Though the dimming of the lights sounds like one of those things that must be as old as theater itself — or at least as old as light bulbs — it’s actually a tradition that began during Wallach’s lifetime.
Charlotte St. Martin, the executive director of the Broadway League, told Playbill in 2010 that nobody knows how the tradition got started, but it’s pretty easy to guess. After all, the first person to be honored in that way was in a show when she died, so the people running the lights were her current co-workers, not her distant admirers. The first person to receive the honor, according to the New York Post, was Gertrude Lawrence, an actress who was killed by viral hepatitis while starring in The King and I. The New York Times reported that she went into the hospital right after a matinee in August; by the first week of September, she had fallen into a coma. She died on a Saturday and the Tuesday performance of The King and I was cancelled in her honor; as the Times described it, “house lights in all Broadway legitimate theaters giving performances tonight will be dimmed for one minute at 8:30 P.M.” In addition, London theaters would dim their house lights — that’s inside the theater, not outside — at 7:30, which was their curtain time.

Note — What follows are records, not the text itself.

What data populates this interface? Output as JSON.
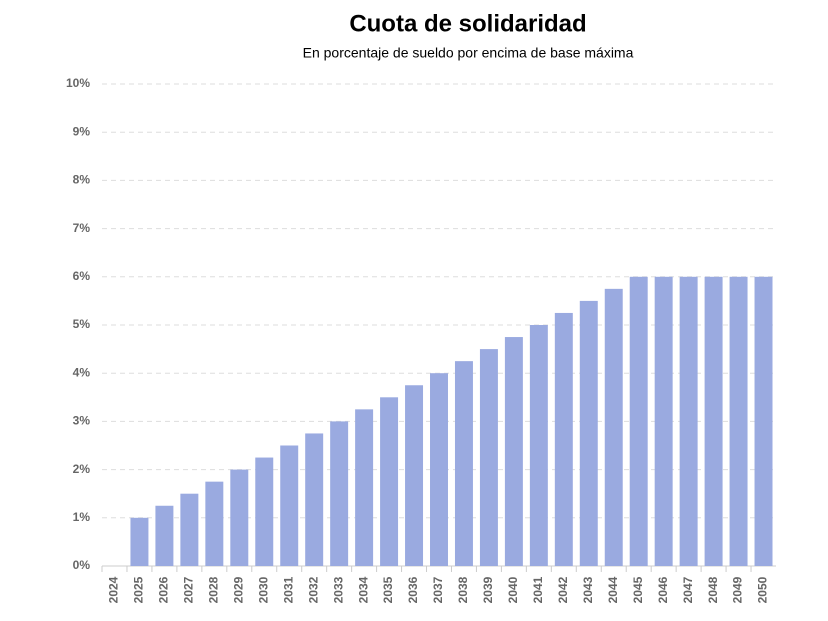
{
  "chart_data": {
    "type": "bar",
    "title": "Cuota de solidaridad",
    "subtitle": "En porcentaje de sueldo por encima de base máxima",
    "categories": [
      "2024",
      "2025",
      "2026",
      "2027",
      "2028",
      "2029",
      "2030",
      "2031",
      "2032",
      "2033",
      "2034",
      "2035",
      "2036",
      "2037",
      "2038",
      "2039",
      "2040",
      "2041",
      "2042",
      "2043",
      "2044",
      "2045",
      "2046",
      "2047",
      "2048",
      "2049",
      "2050"
    ],
    "values": [
      0,
      1,
      1.25,
      1.5,
      1.75,
      2,
      2.25,
      2.5,
      2.75,
      3,
      3.25,
      3.5,
      3.75,
      4,
      4.25,
      4.5,
      4.75,
      5,
      5.25,
      5.5,
      5.75,
      6,
      6,
      6,
      6,
      6,
      6
    ],
    "color": "#9aaae0",
    "ylim": [
      0,
      10
    ],
    "yticks": [
      {
        "value": 0,
        "label": "0%"
      },
      {
        "value": 1,
        "label": "1%"
      },
      {
        "value": 2,
        "label": "2%"
      },
      {
        "value": 3,
        "label": "3%"
      },
      {
        "value": 4,
        "label": "4%"
      },
      {
        "value": 5,
        "label": "5%"
      },
      {
        "value": 6,
        "label": "6%"
      },
      {
        "value": 7,
        "label": "7%"
      },
      {
        "value": 8,
        "label": "8%"
      },
      {
        "value": 9,
        "label": "9%"
      },
      {
        "value": 10,
        "label": "10%"
      }
    ],
    "grid": true
  }
}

As Playbill confirms, the tradition, which started in the early 1950s, got off to a slow start, with only three such ceremonies in the first 25 years. The second on their list was the one to take it from inside the house to outside on the marquee. When Oscar Hammerstein II died in 1960, Broadway went all out: the Times reported that “miles of neon lights and thousands of bulbs from Forty-second to Fifty-third Street and in the side streets between Eighth Avenue and the Avenue of the Americas were turned off”; street lamps were dark too and thousands of people gathered to hear two musicians play taps. But, though that ceremony was elaborate, it’s not quite so clear-cut as to say it was the second-ever dimming, period. It was the first time since World War II that all of the outside Broadway lights were dimmed — in 1942, the Army tested whether the city could go dark in the case of air raid — but it was neither the first time that inside lights were dimmed (that was Lawrence) or that just a few marquees were dimmed.
These days, dimming happens much more frequently. This year, so far, the Broadway League has announced dimming of the lights in honor of Ruby Dee, Nicholas Martin, Mitch Leigh and Philip Seymour Hoffman.
But quantity doesn’t necessarily mean quality. As the tributes get more frequent, they seem to have gotten less precise; the light-dimmers have recently been criticized for failing to mark the minute named by the Broadway League. When James Gandolfini received the honor in 2013, the New York Post noted that not every theater participated or participated at the right time. Without that coordination, the gesture doesn’t have much of a visual effect. You can see for yourself, around 0:33 in the below video:
Still, the difficulty of coordinating such a tribute is nothing new. When Eli Wallach was a teenager growing up in New York City, for example, long before Broadway stars could hope to be honored with dim marquees, he might have even seen an example first hand: in 1931, to mark the memory of Thomas Edison, the entire nation participated in a ritual dimming of the lights, to celebrate his contribution to electricity. Broadway was joined by the Statue of Liberty and the White House in turning off the lights during a special radio broadcast at 9:59 P.M. Eastern Standard Time. But, despite the grand gesture, not everything went off without a hitch. “In New York,” the New York Times wrote on Oct. 22, 1931, “the tribute, though spontaneous, was intermittent despite the city’s efforts to synchronize the tribute.”